Pondering these thoughts today: You know when I prayed that 2017 would be a better year and it wasn’t; I think God was teaching me a lesson with Becky in my life. 
I never thought I’d fall-in-love again till I met Becky. Because even with all the negativity and challenges and even hunger throughout 2017, her smiles and the laughter and her parents inviting me and my kids over their home many times, we all found a way to be happy throughout 2017. The JOY did rise above the sorrow and the healing began back then and so it continues now. In-fact over the past 4-6 weeks Travis (child #4) has been the driving force of helping me down-size the house. There is way too much stuff in my life. I am a simple man, and he is making this transition so much easier for me and now I am getting addicted to having so much less stuff.
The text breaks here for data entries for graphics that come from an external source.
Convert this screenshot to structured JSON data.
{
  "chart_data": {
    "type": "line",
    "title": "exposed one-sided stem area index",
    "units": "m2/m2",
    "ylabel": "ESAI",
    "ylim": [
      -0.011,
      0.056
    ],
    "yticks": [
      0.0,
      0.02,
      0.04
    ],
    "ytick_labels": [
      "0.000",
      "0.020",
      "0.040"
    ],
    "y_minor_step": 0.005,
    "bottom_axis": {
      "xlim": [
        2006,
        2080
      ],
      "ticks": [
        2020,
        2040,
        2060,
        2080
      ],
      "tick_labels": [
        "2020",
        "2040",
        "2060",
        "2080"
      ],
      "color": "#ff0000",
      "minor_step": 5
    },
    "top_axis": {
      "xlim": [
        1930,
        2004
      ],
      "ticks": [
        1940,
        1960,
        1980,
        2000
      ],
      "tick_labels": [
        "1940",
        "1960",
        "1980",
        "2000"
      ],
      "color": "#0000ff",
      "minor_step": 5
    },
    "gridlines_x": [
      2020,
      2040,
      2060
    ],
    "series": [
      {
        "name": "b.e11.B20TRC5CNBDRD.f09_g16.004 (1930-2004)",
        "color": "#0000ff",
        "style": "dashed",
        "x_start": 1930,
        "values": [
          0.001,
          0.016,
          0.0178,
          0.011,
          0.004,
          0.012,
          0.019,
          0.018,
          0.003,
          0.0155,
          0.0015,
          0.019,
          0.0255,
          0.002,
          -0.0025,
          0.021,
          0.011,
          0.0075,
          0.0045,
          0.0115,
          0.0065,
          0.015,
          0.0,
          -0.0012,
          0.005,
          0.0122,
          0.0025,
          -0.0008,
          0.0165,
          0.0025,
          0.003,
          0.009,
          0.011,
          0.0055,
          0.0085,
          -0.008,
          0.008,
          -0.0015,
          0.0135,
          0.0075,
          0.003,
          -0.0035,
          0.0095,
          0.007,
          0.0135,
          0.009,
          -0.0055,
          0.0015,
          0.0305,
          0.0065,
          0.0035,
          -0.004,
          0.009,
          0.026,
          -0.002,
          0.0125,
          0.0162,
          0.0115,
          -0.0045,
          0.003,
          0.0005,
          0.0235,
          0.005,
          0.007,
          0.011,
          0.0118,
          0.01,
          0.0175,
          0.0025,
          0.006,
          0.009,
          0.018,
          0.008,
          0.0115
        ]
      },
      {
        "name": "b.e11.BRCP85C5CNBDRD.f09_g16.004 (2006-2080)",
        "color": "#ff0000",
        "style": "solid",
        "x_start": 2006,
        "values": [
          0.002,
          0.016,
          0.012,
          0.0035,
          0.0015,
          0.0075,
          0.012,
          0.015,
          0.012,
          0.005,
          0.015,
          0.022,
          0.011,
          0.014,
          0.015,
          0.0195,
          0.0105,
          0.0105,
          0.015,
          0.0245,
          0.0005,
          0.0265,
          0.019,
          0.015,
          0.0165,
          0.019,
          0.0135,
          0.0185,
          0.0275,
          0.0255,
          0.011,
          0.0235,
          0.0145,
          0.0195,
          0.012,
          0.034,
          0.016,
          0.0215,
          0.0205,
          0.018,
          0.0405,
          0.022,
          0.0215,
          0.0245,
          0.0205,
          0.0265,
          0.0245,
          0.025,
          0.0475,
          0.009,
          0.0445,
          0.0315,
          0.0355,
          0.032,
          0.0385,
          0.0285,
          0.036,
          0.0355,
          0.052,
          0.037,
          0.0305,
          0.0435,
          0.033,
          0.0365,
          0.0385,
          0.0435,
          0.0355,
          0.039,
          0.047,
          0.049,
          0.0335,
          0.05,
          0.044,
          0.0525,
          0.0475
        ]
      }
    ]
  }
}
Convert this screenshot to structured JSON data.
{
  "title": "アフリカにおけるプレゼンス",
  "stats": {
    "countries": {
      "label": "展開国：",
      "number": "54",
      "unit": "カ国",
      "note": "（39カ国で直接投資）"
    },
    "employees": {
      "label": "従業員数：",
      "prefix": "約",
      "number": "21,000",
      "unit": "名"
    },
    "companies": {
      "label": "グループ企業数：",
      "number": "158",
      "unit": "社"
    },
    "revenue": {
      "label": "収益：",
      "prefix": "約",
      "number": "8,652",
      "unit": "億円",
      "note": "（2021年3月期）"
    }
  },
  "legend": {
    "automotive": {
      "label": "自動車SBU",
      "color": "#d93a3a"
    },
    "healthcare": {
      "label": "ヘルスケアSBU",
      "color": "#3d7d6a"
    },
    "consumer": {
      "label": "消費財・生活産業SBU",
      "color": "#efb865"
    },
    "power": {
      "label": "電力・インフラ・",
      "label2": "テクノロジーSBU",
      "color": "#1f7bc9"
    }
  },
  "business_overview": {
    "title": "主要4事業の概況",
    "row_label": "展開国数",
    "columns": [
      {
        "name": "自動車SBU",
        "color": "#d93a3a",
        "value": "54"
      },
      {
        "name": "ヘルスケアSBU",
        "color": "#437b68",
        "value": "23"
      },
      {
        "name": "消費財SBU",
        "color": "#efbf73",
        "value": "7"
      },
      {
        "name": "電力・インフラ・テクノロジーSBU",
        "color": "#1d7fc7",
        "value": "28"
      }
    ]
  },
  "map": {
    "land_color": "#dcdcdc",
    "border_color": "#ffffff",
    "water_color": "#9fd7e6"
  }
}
This in and of itself is a healing.

LOVE YOU GUYS !!!!

Your brother in Christ Jesus 
And His Most Blessed Mother,
Jim (The Rosary Man) Dacey Jr OFS

Today is Sunday: We pray the Glorious Mysteries:

The Glorious Mysteries

1. The Resurrection (Faith) –Mark 16:1-8
2. The Ascension (Hope) –Luke 24:50-53
3. The Descent of the Holy Spirit (Love) –Acts 2:1-4
4. The Assumption of Our Lady
(Grace of a Happy Death) –Rev 12:1-6
5. The Coronation of Mary (Mary’s intercession) –Judith 15:9-10

Glory and Honor and Praise to You Lord Jesus Christ!